TARGET’s AML researchers demonstrate that recurrent structural alterations and age-specific mutational profiles can be used stratify pediatric subjects in terms of both overall and progression-free survival, and highlight the need for age-tailored targeted therapies for pediatric AML.
CTD2 researchers at DFCI developed CERES, a computational approach to improve the specificity of genome-wide loss-of-function CRISPR-Cas9 screens by decreasing the discovery of false-positives.
CTD2 scientists at Emory University developed the OncoPPi Portal, an interactive web resource to explore cancer-relevant protein-protein interactions that were experimentally identified in cancer cell lines.
CTD2 scientists used Project Achilles (RNAi screening) data in a community DREAM challenge (that assessed computational models focused on biomedical research problems) to predict the gene essentiality. This study provides insights into factors influencing the ability to predict gene essentiality.
TARGET investigators examined whether circulating miRNAs can be used as prognostic biomarkers in osteosarcoma patients. miR-21, miR-221, and miR-106a were found to be expressed significantly higher in cancer samples and were correlated with outcome.

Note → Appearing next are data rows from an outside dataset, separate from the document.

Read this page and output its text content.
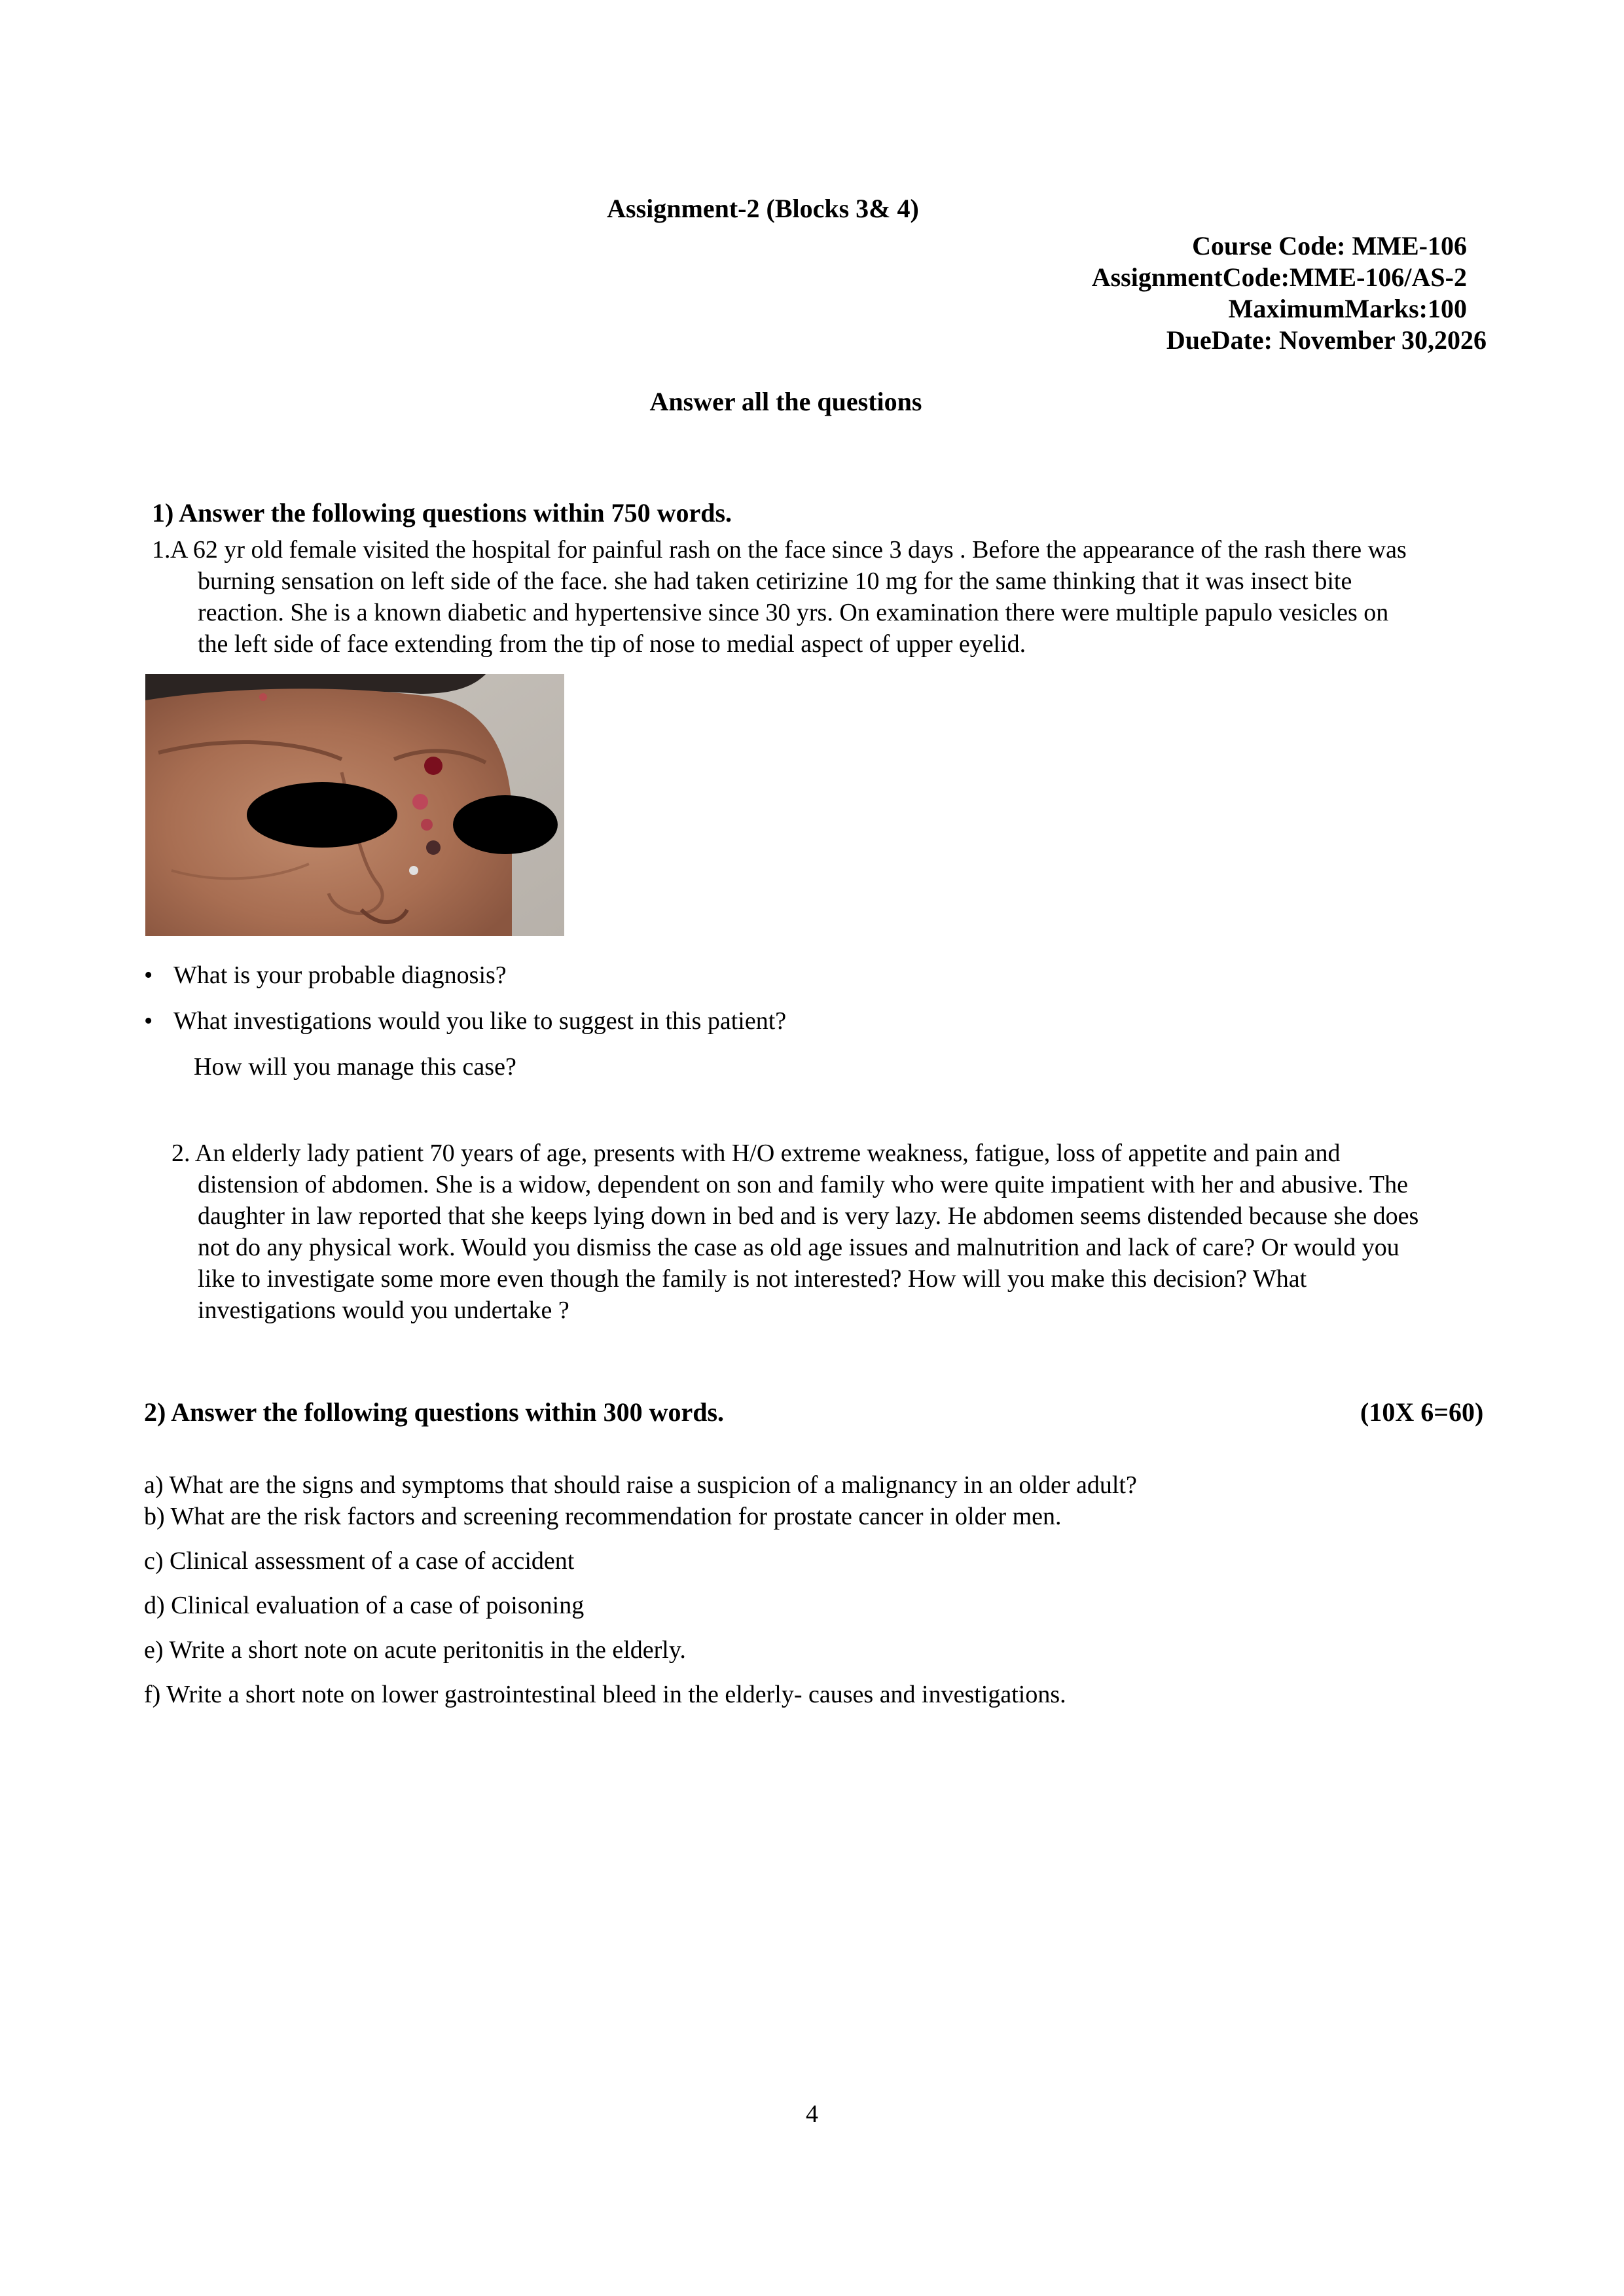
Assignment-2 (Blocks 3& 4)
Course Code: MME-106
AssignmentCode:MME-106/AS-2
MaximumMarks:100
DueDate: November 30,2026
Answer all the questions
1) Answer the following questions within 750 words.
1. A 62 yr old female visited the hospital for painful rash on the face since 3 days . Before the appearance of the rash there was
burning sensation on left side of the face. she had taken cetirizine 10 mg for the same thinking that it was insect bite
reaction. She is a known diabetic and hypertensive since 30 yrs. On examination there were multiple papulo vesicles on
the left side of face extending from the tip of nose to medial aspect of upper eyelid.
• What is your probable diagnosis?
• What investigations would you like to suggest in this patient?
How will you manage this case?
2. An elderly lady patient 70 years of age, presents with H/O extreme weakness, fatigue, loss of appetite and pain and
distension of abdomen. She is a widow, dependent on son and family who were quite impatient with her and abusive. The
daughter in law reported that she keeps lying down in bed and is very lazy. He abdomen seems distended because she does
not do any physical work. Would you dismiss the case as old age issues and malnutrition and lack of care? Or would you
like to investigate some more even though the family is not interested? How will you make this decision? What
investigations would you undertake ?
2) Answer the following questions within 300 words.	(10X 6=60)
a) What are the signs and symptoms that should raise a suspicion of a malignancy in an older adult?
b) What are the risk factors and screening recommendation for prostate cancer in older men.
c) Clinical assessment of a case of accident
d) Clinical evaluation of a case of poisoning
e) Write a short note on acute peritonitis in the elderly.
f) Write a short note on lower gastrointestinal bleed in the elderly- causes and investigations.
4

CTD2 scientists at UCSF (1), Broad Institute, and TGen have identified that drug-tolerant persister cancer cells from multiple tumor types that survive chemotherapy were found to be vulnerable to chemical inhibition or genetic loss of function of GPX4.
UCSF (1) researchers identified genetic alterations that assist primary drivers, as co-drivers, that promote tumor growth and drug resistance in advanced-stage EGFR-mutant lung cancers.
CTD2 scientists at UT MD Anderson Cancer Center developed a user-friendly bioinformatic resource, The Cancer Proteome Atlas (TCPA). This resource contains the expression levels of key cancer proteins (characterized by reverse-phase protein arrays) from patient tumors and cancer cell lines.
TARGET’s AML researchers identified abundant expression of miR-106a, a marker for treatment resistance, in relapsed and refractory pediatric AML through a comprehensive miRNA profile to identify potential biomarkers as predictors for improved outcomes.